Además de constituir una grave confesión de parte, las declaraciones del exministro de la presidencia de Evo Morales, Juan Ramón Quintana, definiendo a los bloqueos que impulsa su sector político como “rituales que exigen sangre”, parecen confirmar lo comentado en una nota de marzo de este año, donde citábamos la “teología del crimen organizado” de la que habla el antropólogo mexicano Claudio Lomnitz.
Bajo esa expresión, el académico se refiere a los mecanismos con los cuales las entidades del crimen organizado han estructurado “soberanías emergentes”, lo que incluye rituales de violencia que acompañan, organizan y recubren su dominio armado sobre amplios territorios.
Por supuesto, lo aludido por Quintana es también y sobre todo una estrategia de guerra asimétrica, donde el agresor-bloqueador, que violenta los derechos de todo el resto de la ciudadanía, busca la ficción de legitimidad que le daría una baja entre sus filas, generando además la deslegitimación del poder estatal que se pretende desestabilizar.
Este ha sido el recetario aplicado por las organizaciones cocaleras desde la oposición, contra un gobierno de otro signo (Gonzalo Sánchez de Lozada en 2003, Jeanine Áñez en 2019), desde el poder central, contra un gobierno regional (Leopoldo Fernández en 2008), y ahora contra un gobierno de su mismo partido, aunque de otra facción.
La producción de bajas en las propias filas puede lograrse a veces mediante la provocación a las fuerzas policiales y militares, bajo la presión de grupos de choque provistos de explosivos y armas blancas, pero existen indicios importantes que apuntan a que, en reiteradas ocasiones, los decesos habrían sido obra de francotiradores. Peritajes como el de David S. Katz, sobre varios casos en El Alto en 2003, o un informe preliminar del Instituto de Investigaciones Forenses (IDIF) sobre Sacaba en el 2019, indican el uso de un armamento distinto al de las fuerzas militares o policiales.
Esto debe cruzarse además con la documentada presencia de las FARC y del ELN de Colombia en Bolivia, no sólo durante la guerra del gas, sino también en sucesos como los del Puente de la Amistad en Montero.

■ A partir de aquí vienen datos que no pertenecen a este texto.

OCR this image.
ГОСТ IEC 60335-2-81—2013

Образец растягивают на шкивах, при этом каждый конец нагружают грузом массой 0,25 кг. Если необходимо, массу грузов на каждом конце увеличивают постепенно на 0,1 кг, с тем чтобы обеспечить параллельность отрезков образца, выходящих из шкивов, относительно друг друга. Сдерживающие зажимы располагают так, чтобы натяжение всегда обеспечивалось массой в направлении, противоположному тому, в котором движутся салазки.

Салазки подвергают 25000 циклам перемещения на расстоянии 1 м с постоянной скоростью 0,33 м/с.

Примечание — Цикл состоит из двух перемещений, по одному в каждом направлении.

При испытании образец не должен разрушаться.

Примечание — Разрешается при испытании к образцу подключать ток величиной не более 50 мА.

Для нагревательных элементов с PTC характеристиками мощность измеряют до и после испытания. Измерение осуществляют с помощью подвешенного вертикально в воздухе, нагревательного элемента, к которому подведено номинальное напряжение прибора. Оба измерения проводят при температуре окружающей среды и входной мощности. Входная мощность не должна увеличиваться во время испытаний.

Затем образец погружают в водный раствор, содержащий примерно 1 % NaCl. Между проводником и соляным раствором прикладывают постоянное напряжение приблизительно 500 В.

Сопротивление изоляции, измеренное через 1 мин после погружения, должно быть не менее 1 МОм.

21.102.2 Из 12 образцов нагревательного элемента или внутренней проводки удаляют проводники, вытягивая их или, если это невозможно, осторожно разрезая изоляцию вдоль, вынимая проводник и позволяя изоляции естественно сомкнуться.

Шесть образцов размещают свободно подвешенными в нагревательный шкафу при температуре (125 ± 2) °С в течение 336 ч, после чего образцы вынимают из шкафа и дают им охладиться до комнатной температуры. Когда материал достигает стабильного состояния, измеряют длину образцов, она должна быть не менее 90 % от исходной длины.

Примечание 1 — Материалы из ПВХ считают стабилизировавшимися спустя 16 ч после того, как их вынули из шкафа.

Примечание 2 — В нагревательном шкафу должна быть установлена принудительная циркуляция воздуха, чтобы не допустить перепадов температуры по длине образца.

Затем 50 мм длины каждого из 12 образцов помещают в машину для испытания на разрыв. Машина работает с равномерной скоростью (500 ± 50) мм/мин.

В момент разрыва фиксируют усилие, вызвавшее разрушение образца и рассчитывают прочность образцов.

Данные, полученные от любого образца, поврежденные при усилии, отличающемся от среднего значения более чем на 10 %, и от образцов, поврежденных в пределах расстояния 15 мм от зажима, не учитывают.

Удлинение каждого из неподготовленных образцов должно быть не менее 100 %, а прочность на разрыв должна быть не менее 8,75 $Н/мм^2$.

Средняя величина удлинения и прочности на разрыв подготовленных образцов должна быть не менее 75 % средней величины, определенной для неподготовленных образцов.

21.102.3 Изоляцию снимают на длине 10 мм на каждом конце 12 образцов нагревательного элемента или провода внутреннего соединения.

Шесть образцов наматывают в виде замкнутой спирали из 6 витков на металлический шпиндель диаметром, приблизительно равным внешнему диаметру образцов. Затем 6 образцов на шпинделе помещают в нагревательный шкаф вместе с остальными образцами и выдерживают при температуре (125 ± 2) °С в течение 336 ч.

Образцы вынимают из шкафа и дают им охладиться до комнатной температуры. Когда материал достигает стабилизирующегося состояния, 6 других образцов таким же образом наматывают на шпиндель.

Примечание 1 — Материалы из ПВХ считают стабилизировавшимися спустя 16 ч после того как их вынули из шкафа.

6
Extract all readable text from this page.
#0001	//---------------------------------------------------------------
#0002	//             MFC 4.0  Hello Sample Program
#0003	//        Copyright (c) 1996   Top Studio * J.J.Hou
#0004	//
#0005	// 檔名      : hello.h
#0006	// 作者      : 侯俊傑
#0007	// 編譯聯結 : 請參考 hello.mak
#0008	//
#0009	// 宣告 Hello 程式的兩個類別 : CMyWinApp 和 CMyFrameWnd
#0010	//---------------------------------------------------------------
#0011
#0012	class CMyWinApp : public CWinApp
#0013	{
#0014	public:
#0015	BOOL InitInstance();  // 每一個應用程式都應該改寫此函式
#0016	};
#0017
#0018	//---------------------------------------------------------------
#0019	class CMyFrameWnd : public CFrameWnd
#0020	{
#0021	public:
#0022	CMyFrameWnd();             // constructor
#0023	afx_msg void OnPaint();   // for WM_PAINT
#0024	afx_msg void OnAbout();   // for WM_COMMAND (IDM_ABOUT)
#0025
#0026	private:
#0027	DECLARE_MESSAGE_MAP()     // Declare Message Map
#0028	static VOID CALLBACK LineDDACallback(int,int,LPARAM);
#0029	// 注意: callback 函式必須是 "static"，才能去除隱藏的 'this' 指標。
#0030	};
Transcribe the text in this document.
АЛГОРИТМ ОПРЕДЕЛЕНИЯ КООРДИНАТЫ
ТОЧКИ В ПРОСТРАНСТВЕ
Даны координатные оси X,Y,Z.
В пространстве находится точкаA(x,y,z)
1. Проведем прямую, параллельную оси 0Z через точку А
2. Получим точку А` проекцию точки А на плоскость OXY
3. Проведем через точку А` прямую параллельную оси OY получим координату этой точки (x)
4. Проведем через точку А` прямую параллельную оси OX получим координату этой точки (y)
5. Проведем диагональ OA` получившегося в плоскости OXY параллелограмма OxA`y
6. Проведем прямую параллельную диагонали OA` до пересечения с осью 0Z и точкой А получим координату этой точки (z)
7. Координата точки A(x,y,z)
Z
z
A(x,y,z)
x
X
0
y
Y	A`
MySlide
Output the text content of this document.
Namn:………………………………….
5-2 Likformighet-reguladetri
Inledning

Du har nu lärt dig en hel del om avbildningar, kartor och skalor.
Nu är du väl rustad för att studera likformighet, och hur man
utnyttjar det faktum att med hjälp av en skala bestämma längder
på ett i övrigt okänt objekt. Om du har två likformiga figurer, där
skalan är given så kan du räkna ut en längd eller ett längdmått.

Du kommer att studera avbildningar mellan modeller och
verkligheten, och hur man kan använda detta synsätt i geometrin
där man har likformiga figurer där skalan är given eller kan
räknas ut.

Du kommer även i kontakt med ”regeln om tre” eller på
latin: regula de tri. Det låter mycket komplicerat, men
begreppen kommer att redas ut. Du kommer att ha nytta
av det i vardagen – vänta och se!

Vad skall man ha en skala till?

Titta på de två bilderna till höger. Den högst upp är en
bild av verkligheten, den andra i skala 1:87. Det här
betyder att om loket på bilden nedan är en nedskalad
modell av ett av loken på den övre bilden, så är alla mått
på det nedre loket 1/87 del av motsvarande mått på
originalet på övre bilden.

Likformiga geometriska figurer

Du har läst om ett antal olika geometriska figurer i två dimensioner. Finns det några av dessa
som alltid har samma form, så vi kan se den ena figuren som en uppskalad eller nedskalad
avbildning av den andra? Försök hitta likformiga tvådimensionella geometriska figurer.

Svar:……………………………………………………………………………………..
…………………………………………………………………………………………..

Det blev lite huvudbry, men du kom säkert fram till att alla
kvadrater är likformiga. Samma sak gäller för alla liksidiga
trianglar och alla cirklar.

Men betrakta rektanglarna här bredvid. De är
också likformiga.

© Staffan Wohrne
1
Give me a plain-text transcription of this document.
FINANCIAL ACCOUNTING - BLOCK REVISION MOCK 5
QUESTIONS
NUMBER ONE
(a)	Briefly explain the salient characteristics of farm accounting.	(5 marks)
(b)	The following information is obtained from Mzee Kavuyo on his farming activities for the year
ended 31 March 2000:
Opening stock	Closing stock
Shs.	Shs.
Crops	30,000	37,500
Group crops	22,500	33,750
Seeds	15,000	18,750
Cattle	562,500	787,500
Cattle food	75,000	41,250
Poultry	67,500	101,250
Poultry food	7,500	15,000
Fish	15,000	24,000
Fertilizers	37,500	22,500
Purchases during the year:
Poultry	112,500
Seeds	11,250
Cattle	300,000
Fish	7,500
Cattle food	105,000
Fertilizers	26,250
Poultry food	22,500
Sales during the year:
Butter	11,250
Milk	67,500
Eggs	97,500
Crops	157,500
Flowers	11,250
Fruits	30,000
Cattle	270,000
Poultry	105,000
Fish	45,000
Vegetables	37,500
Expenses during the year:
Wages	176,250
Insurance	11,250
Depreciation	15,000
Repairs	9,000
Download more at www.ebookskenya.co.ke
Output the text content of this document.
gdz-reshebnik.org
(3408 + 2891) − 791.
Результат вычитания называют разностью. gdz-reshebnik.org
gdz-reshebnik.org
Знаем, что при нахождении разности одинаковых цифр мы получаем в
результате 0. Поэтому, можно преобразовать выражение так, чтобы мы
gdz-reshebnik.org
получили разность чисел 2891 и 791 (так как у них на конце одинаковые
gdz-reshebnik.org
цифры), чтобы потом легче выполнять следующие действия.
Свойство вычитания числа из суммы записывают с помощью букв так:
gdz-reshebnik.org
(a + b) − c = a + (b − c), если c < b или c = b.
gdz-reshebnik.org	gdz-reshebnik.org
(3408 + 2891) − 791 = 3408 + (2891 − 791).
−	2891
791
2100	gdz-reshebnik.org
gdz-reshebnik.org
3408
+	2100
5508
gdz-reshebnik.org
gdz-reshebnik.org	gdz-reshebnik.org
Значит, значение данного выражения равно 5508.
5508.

Actualmente, es evidente que el gobierno de Luis Arce procura evitar la trampa dispuesta por el evismo, restringiendo al mínimo el accionar policial contra los puntos de bloqueo, pero esta inhibición de la represión directa no debería impedir que se sigan otros mecanismos expeditos contra los bloqueadores, sus organizaciones y representantes políticos, como una fuerte sanción económica por los daños y perjuicios que están causando a la población.